Mercyhealth operating room technician Kathryn Cadwallader ran a bone screw through a hole in a surgical pin and hit pay dirt on one of two ends of a broken fibula she was fusing Friday morning.

Cadwallader had never tried drilling or screwing together a bone. But as an OR tech, she supports orthopedic surgeons who fuse and repair broken bones.

This ankle bone Cadwallader was repairing was a “sawbone,” a simulated bone of manmade materials. And the work she was doing was in a rolling bone surgery lab parked on Mercy Hospital and Trauma Center’s helicopter tarmac in Janesville.

The lab, a spacious semitrailer tow-along run by medical supply manufacturer Stryker, was in temporary residency at the hospital Friday.

Surgeons later would train there, too, using Stryker’s surgery tools and equipment on real human limbs from cadavers that Stryker supplies. The exercises were geared to help surgeons learn to use different tools to mend breaks more complex than simple fractures.

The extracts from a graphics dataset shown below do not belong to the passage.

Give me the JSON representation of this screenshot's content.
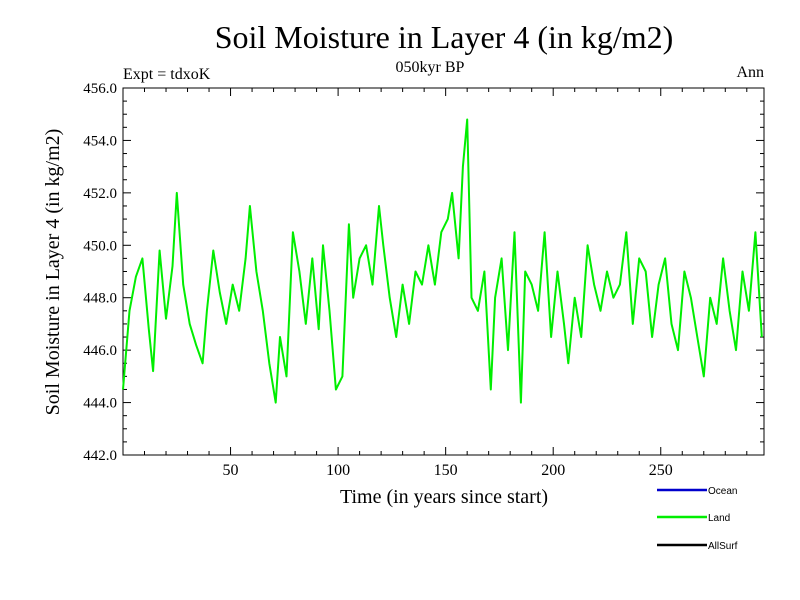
{
  "chart_data": {
    "type": "line",
    "title": "Soil Moisture in Layer 4 (in kg/m2)",
    "subtitle": "050kyr BP",
    "left_label": "Expt = tdxoK",
    "right_label": "Ann",
    "xlabel": "Time (in years since start)",
    "ylabel": "Soil Moisture in Layer 4 (in kg/m2)",
    "xlim": [
      0,
      298
    ],
    "ylim": [
      442,
      456
    ],
    "xticks": [
      50,
      100,
      150,
      200,
      250
    ],
    "xtick_labels": [
      "50",
      "100",
      "150",
      "200",
      "250"
    ],
    "yticks": [
      442,
      444,
      446,
      448,
      450,
      452,
      454,
      456
    ],
    "ytick_labels": [
      "442.0",
      "444.0",
      "446.0",
      "448.0",
      "450.0",
      "452.0",
      "454.0",
      "456.0"
    ],
    "grid": false,
    "legend_position": "bottom-right",
    "legend": [
      {
        "name": "Ocean",
        "color": "#0000cc"
      },
      {
        "name": "Land",
        "color": "#00ee00"
      },
      {
        "name": "AllSurf",
        "color": "#000000"
      }
    ],
    "series": [
      {
        "name": "Land",
        "color": "#00ee00",
        "x": [
          0,
          3,
          6,
          9,
          12,
          14,
          17,
          20,
          23,
          25,
          28,
          31,
          34,
          37,
          39,
          42,
          45,
          48,
          51,
          54,
          57,
          59,
          62,
          65,
          68,
          71,
          73,
          76,
          79,
          82,
          85,
          88,
          91,
          93,
          96,
          99,
          102,
          105,
          107,
          110,
          113,
          116,
          119,
          121,
          124,
          127,
          130,
          133,
          136,
          139,
          142,
          145,
          148,
          151,
          153,
          156,
          158,
          160,
          162,
          165,
          168,
          171,
          173,
          176,
          179,
          182,
          185,
          187,
          190,
          193,
          196,
          199,
          202,
          205,
          207,
          210,
          213,
          216,
          219,
          222,
          225,
          228,
          231,
          234,
          237,
          240,
          243,
          246,
          249,
          252,
          255,
          258,
          261,
          264,
          267,
          270,
          273,
          276,
          279,
          282,
          285,
          288,
          291,
          294,
          297
        ],
        "values": [
          444.5,
          447.5,
          448.8,
          449.5,
          446.8,
          445.2,
          449.8,
          447.2,
          449.2,
          452.0,
          448.5,
          447.0,
          446.2,
          445.5,
          447.5,
          449.8,
          448.2,
          447.0,
          448.5,
          447.5,
          449.5,
          451.5,
          449.0,
          447.5,
          445.5,
          444.0,
          446.5,
          445.0,
          450.5,
          449.0,
          447.0,
          449.5,
          446.8,
          450.0,
          447.5,
          444.5,
          445.0,
          450.8,
          448.0,
          449.5,
          450.0,
          448.5,
          451.5,
          450.0,
          448.0,
          446.5,
          448.5,
          447.0,
          449.0,
          448.5,
          450.0,
          448.5,
          450.5,
          451.0,
          452.0,
          449.5,
          453.0,
          454.8,
          448.0,
          447.5,
          449.0,
          444.5,
          448.0,
          449.5,
          446.0,
          450.5,
          444.0,
          449.0,
          448.5,
          447.5,
          450.5,
          446.5,
          449.0,
          447.0,
          445.5,
          448.0,
          446.5,
          450.0,
          448.5,
          447.5,
          449.0,
          448.0,
          448.5,
          450.5,
          447.0,
          449.5,
          449.0,
          446.5,
          448.5,
          449.5,
          447.0,
          446.0,
          449.0,
          448.0,
          446.5,
          445.0,
          448.0,
          447.0,
          449.5,
          447.5,
          446.0,
          449.0,
          447.5,
          450.5,
          446.5
        ]
      }
    ]
  }
}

Cadwallader and her training partner, lead OR nurse Mandi Holcomb, were taking a walk in the surgeons’ shoes. Mercyhealth Surgical Services Manager John Arend said the experience let them feel with their own hands the work of the surgeons they assist.

“It’s a good experience for them to get that same feel that a surgeon experiences,” he said.

Cadwallader and Holcomb have aided in such ankle surgeries, which Arend said hospitals deal with weekly—and even more often as winter’s slip-and-fall season descends. But neither has drilled into a bone or set screws during a surgical repair. They most often get a bird’s eye view of imaging equipment that monitors a surgery to straighten out or surgically fuse bones.

Cadawallader said running a screw into a bone—even a manmade one—wasn’t like what she’d anticipated.

“It was different doing this myself. More difficult than you’d imagine,” she said. “You get an appreciation for their (surgeons’) work.”

The women used a saw to cut the simulated bone, making a diagonal but clean break in it. Holcomb pointed out that most bone breaks aren’t typically that clean. Breaks surgeons see often involve bones that have been snapped or crushed, or twisted, splintered and intermingled with muscle and tissue.

“You watch it (a typical orthopedic surgery), and it’s really turning things and piecing them. It’s like putting a puzzle back together,” Holcomb said.

Across the rolling lab, Stryker’s technicians were readying a real cadaver leg for a team of Mercyhealth foot surgery specialists, who later would delve into a complicated foot and ankle surgery.

Some of the two dozen or so nonsurgeons, such as Cadwallader, from Mercyhealth campuses in Janesville; Lake Geneva; Harvard, Illinois; and Rockford, Illinois, would earn continuing education credits for Friday’s exercises.

Arend said such training sometimes can prompt operating room technicians and nurses to consider advancing their careers.

“If somebody like Kathryn wanted to go to physician assistant school, she can use this experience to feel through the processes and see how it’s different from what she does now,” he said.